トップページへ

TKG

TOKYOTODAY - 今日のトーキョー » Today » TKG [NORMAL EDITION]

広尾 亀よし

 恵比寿と広尾の間にお昼間用があって、その直前にランチでも食べようと言うことになった。目の前にあったお店は「広尾 亀よし」さん。早速入ってみて、おいしそうなハモとミツバのたまごとじ丼をオーダー。ここで気づいておけば良かったんだけれども。

 亀よしさんはモダンな日本の民家風のたたずまいの料亭。前庭の脇の意志のアプローチを上がって玄関を入ると、1F、2Fの客室が現れる。まあよくある二階建ての戸建て住宅の雰囲気です。1Fに通されたんだけれども、その前庭が青々と薫る落ち着いた日本の風景のなか、やさしい出汁のお味がするハモを頂きながら店員さんの話に耳を傾けると、妙なアルファベット列に遭遇する。

「T・K・G」

 トーキョー・隠れ家・ガイド? 時任三郎・風見しんご・ゴリ? まあ全く分からなかったので聞いてみると、「たまご・かけ・ごはん」の略だった。ひねりはないけれど、人名地名な分けないですよね、わざわざのランチタイムに。
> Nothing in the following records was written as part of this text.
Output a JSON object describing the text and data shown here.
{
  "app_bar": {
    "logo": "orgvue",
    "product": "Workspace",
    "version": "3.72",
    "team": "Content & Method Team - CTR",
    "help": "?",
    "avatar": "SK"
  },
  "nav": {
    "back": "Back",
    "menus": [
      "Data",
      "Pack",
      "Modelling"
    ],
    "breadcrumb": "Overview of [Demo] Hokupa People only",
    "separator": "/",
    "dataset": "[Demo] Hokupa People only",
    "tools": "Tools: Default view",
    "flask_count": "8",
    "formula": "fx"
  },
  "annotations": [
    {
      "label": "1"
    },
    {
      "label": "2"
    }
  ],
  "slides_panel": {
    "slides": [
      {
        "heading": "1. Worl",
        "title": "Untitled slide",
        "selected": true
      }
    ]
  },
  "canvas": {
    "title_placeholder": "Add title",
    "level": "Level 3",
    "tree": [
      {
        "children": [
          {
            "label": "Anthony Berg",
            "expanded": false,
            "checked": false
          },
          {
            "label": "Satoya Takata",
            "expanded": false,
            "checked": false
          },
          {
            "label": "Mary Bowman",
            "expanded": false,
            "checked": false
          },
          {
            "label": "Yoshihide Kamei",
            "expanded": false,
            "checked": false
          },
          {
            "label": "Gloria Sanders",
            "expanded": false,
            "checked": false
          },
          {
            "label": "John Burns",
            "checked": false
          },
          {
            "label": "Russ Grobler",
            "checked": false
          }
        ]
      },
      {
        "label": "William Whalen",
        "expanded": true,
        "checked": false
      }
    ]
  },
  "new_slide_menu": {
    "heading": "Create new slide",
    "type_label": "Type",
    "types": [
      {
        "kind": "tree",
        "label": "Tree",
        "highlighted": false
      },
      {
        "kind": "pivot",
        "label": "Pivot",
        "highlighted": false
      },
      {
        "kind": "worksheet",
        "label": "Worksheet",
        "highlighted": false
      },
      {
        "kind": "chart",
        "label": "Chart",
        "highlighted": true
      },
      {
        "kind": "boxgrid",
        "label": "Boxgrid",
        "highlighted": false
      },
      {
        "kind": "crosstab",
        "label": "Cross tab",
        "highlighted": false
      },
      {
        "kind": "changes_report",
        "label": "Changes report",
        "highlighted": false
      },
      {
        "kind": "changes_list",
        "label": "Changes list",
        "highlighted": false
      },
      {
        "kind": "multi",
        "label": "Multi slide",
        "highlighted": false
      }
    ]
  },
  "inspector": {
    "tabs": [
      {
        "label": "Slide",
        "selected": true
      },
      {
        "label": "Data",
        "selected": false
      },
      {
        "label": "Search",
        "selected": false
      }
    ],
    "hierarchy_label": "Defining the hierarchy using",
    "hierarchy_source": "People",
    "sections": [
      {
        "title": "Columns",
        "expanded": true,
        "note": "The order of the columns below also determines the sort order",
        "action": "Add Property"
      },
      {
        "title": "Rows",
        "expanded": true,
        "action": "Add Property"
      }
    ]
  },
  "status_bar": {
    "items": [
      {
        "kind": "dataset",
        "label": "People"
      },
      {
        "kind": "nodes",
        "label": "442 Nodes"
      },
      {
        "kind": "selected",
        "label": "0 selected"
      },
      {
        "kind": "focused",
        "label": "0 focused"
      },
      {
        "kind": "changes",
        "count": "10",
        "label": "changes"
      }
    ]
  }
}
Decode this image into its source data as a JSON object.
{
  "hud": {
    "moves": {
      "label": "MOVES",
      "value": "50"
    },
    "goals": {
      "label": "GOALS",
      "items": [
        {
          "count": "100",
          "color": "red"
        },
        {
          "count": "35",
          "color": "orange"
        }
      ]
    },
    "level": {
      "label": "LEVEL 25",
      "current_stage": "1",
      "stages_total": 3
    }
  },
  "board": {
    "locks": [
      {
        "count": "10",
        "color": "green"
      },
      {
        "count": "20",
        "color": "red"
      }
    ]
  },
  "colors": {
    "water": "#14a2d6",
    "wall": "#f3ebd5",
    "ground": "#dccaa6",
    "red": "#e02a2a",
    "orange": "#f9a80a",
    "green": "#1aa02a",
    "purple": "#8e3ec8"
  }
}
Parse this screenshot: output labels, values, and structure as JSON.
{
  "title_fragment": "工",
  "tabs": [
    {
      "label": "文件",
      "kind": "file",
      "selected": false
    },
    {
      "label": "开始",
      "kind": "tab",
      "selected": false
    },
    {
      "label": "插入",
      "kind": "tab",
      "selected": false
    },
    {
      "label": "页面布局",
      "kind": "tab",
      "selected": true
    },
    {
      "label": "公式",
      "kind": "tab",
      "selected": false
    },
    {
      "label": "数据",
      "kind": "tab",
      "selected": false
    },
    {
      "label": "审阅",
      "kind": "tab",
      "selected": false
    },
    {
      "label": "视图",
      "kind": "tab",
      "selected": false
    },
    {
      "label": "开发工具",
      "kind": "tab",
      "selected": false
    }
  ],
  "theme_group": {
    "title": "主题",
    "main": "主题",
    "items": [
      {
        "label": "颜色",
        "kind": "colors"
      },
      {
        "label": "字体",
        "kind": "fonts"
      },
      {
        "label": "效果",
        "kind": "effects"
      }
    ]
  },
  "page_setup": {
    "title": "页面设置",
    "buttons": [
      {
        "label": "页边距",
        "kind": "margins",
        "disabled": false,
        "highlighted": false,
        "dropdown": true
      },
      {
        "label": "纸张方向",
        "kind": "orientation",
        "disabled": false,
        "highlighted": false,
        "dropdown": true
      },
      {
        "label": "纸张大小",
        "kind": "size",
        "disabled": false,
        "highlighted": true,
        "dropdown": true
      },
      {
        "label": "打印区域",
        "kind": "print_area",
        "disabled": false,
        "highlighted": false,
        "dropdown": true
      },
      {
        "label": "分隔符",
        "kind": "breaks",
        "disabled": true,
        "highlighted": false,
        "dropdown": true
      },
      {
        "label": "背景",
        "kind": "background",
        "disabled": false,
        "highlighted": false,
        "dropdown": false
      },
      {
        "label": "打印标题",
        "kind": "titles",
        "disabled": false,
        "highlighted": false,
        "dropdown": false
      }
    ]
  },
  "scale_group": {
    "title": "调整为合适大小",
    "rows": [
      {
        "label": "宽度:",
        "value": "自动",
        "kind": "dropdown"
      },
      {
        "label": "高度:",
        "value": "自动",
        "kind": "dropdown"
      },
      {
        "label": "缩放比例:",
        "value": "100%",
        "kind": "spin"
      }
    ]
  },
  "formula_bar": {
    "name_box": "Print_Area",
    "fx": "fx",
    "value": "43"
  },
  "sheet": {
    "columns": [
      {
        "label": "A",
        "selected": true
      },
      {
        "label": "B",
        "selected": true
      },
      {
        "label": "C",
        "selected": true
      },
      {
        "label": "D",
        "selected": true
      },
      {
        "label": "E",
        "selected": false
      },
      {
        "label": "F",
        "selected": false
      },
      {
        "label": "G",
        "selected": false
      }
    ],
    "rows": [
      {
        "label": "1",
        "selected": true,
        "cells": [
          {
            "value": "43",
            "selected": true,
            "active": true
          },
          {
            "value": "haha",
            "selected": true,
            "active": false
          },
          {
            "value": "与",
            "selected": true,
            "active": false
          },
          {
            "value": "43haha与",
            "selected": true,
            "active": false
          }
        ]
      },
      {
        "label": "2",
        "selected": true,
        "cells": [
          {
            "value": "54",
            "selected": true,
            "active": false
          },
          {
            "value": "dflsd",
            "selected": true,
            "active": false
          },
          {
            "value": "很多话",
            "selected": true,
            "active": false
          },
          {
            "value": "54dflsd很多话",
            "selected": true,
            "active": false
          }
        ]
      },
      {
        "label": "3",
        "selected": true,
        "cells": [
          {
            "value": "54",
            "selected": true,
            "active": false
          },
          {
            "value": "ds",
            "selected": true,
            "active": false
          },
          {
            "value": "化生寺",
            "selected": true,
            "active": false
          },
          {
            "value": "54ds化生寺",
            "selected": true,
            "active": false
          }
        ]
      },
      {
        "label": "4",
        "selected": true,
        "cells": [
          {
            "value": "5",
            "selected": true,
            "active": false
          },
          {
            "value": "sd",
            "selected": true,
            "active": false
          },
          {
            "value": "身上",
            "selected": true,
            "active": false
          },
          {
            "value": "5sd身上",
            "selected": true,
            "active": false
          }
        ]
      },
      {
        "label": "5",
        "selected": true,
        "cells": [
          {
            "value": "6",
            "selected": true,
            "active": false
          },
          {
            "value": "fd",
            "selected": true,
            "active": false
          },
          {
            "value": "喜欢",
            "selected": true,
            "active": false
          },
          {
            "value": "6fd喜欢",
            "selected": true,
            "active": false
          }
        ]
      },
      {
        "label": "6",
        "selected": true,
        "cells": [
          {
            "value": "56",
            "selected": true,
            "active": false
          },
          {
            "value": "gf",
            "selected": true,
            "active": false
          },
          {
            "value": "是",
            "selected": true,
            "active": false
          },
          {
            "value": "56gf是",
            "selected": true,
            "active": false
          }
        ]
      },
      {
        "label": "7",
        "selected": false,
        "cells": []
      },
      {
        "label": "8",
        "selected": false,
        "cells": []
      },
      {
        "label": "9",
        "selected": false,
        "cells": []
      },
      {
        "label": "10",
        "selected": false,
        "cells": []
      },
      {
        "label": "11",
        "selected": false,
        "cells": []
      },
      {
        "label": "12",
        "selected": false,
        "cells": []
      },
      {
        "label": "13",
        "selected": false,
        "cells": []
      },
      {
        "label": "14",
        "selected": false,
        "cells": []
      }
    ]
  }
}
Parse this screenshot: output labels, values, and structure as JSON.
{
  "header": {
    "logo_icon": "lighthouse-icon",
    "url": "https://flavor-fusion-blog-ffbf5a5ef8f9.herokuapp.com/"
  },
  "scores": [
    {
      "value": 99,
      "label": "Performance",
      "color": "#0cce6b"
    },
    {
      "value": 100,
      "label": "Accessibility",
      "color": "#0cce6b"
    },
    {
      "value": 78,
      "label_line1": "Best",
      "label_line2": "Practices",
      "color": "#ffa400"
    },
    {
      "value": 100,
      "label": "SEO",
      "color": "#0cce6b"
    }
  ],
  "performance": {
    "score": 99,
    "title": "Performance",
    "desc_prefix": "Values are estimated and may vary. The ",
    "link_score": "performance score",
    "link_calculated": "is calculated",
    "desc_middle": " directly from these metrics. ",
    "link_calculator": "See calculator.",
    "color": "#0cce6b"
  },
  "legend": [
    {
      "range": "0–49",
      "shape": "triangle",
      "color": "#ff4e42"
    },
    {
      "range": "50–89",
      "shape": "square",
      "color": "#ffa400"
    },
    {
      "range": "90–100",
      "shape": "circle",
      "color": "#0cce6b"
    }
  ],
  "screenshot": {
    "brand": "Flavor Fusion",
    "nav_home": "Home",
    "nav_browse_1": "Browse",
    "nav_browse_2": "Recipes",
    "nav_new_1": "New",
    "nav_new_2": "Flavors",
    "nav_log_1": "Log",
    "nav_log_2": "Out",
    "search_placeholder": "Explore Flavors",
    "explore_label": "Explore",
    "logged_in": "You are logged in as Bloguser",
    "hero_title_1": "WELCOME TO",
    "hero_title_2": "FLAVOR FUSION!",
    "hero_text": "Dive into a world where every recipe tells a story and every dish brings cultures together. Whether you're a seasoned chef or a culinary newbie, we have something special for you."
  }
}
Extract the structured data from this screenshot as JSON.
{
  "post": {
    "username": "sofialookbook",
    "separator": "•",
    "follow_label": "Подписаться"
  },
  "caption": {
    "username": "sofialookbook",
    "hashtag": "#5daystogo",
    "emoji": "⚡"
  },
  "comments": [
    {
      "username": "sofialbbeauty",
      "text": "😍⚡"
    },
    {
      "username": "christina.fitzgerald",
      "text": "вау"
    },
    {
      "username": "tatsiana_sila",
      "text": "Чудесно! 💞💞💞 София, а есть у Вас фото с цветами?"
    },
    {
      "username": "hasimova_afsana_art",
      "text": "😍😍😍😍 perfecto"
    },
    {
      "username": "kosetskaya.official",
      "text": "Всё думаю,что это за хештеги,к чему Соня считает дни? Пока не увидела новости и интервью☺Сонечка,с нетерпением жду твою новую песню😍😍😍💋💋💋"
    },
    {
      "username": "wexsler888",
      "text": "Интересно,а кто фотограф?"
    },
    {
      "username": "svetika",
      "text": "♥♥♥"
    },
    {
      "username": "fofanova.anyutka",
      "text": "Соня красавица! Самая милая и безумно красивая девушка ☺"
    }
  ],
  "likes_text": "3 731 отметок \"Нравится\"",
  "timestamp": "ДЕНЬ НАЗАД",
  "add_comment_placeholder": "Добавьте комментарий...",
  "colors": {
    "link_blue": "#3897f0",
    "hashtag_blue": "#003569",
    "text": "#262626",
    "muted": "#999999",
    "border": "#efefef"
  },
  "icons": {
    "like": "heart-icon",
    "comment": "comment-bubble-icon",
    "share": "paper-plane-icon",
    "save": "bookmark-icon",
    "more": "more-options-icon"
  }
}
 亀よしさんのランチには、こだわりたまごとたまごかけご飯専用開発の出汁醤油で、最高のTKGを楽しむことが出来るのだそうだ。定食を頼んだときにはご飯をおかわりしてTKG、女性の方は始めからご飯をTKG、そうめんやにゅうめんのメニューに小鉢の代わりに白いご飯を持ってこさせてTKG。とにかく、昼にTKGをしなきゃ、何のために来たんだ、と言わんばかりのTKG率の高さなのだそうだ。ちょっと言い過ぎかもしれないけれど。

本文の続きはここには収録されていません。